Poi i due fratelli gli chiedono di mostrargli come funziona la caldaia e altre cose domestiche. Nessuno chiama il 118 o le forze dell’ordine. Per ore. Fino alle 10.15, quando contattano Bova.

I dubbi del pm non si dipanano nemmeno quando Franzolin confessa per la prima volta. Siamo nella caserma dei carabinieri. “In quel periodo viveva un conflitto familiare che lui riconduce all’arrivo di Sonia, datato febbraio 2020”, spiega Volta.

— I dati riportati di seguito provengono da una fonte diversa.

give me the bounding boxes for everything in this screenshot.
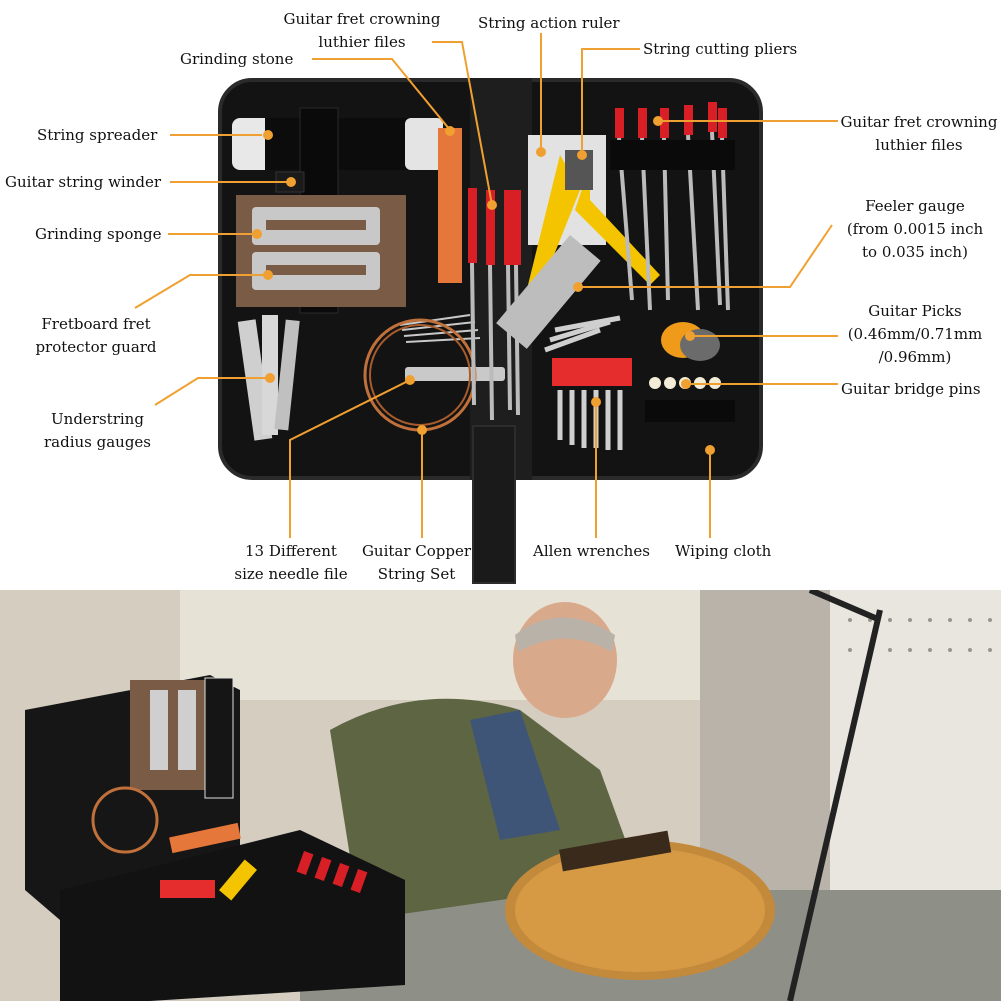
label-line: (from 0.0015 inch: [846, 220, 984, 238]
label-wiping-cloth: Wiping cloth: [675, 542, 772, 560]
label-line: luthier files: [875, 136, 963, 154]
label-line: String Set: [377, 565, 456, 583]
label-understring-gauges: Understring radius gauges: [30, 408, 165, 454]
label-allen-wrenches: Allen wrenches: [533, 542, 650, 560]
label-line: 13 Different: [245, 542, 337, 560]
label-fret-crowning-top: Guitar fret crowning luthier files: [282, 8, 442, 54]
label-line: (0.46mm/0.71mm: [847, 325, 983, 343]
label-grinding-sponge: Grinding sponge: [35, 225, 162, 243]
label-string-cutting-pliers: String cutting pliers: [643, 40, 798, 58]
case-zipper: [470, 78, 532, 480]
label-fretboard-protector: Fretboard fret protector guard: [26, 313, 166, 359]
label-string-winder: Guitar string winder: [5, 173, 162, 191]
label-line: Guitar Picks: [868, 302, 962, 320]
label-needle-file: 13 Different size needle file: [226, 540, 356, 586]
label-line: Guitar fret crowning: [840, 113, 998, 131]
label-bridge-pins: Guitar bridge pins: [841, 380, 981, 398]
workshop-photo: [0, 590, 1001, 1001]
label-line: size needle file: [234, 565, 348, 583]
case-strap: [472, 425, 516, 584]
label-string-action-ruler: String action ruler: [478, 14, 620, 32]
label-line: Feeler gauge: [865, 197, 965, 215]
label-line: Guitar Copper: [361, 542, 472, 560]
label-line: radius gauges: [43, 433, 152, 451]
label-line: Guitar fret crowning: [283, 10, 441, 28]
label-guitar-picks: Guitar Picks (0.46mm/0.71mm /0.96mm): [835, 300, 995, 369]
label-line: /0.96mm): [878, 348, 952, 366]
label-grinding-stone: Grinding stone: [180, 50, 294, 68]
workshop-scene: [0, 590, 1001, 1001]
label-string-spreader: String spreader: [37, 126, 158, 144]
label-line: Understring: [51, 410, 144, 428]
label-fret-crowning-right: Guitar fret crowning luthier files: [838, 111, 1000, 157]
label-line: to 0.035 inch): [862, 243, 968, 261]
product-diagram: Grinding stone Guitar fret crowning luth…: [5, 8, 1000, 586]
label-copper-string: Guitar Copper String Set: [354, 540, 479, 586]
label-line: Fretboard fret: [41, 315, 151, 333]
label-line: luthier files: [318, 33, 406, 51]
label-feeler-gauge: Feeler gauge (from 0.0015 inch to 0.035 …: [835, 195, 995, 264]
label-line: protector guard: [35, 338, 157, 356]
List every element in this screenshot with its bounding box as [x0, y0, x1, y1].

Poi il momento topico: “Andavo su è giù per le scale – è quanto ha riferito Franzolin al magistrato -. Mia madre mi chiama e ricomincia la solita solfa. Mi rimproverava e mi ha detto ‘tu sei come tuo padre’. A quel punto non ci ho visto più. Sono entrato…”.

Ed è in quel frangente che la memoria si fa rarefatta.

Franzolin ricorda solo che “era buio”, che ha preso un cuscino e glielo ha messo sulla faccia. “Mamma continuava a parlare. Mi ricordo che ero sopra, a cavalcioni”. Ha reagito? “Sì, si è mossa un po’”. Quanto tempo è rimasto così? “Dieci quindici minuti”. Pm e polizia giudiziaria gli guardano le mani e c’è qualche segno. “Ci dice che sono i segni delle manette. Sulle braccia non presenta segni o graffi evidenti di difesa”.

Ma alla fine, riprende la pm Volta, “non si possono avere dubbi sulla responsabilità di Franzolin. I cuscini portano tracce del suo dna”. Il nodo è la sua capacità di intendere e volere al momento del fatto. “A parte la consulenza della difesa – continua la requisitoria -, che parla di totale incapacità, le altre concludono per una incapacità parziale. In particolare la perizia del giudice parla di capacità di intendere che sarebbe presente ma non quella di volere, di frenare un impulso”.

Alla fine la pubblica accusa chiede 14 anni per Franzolin, ritenendolo responsabile di entrambi i reati, quello di omicidio aggravato e di utilizzo indebito di carte.

La parte civile, rappresentata dall’avvocato Pierguido Soprani, ha chiesto un risarcimento di 500mila euro in favore di ognuno dei fratelli o, in caso di risarcimento inferiore, una provvisionale immediatamente esecutivo di 400mila euro per ogni parte civile oltre alle spese processuali.

La Corte deciderà diversamente, optando per la totale incapacità e, quindi, per l’assoluzione.

Le motivazioni, e magari i passaggi che scioglieranno gli ultimi dubbi, si sapranno tra 90 giorni.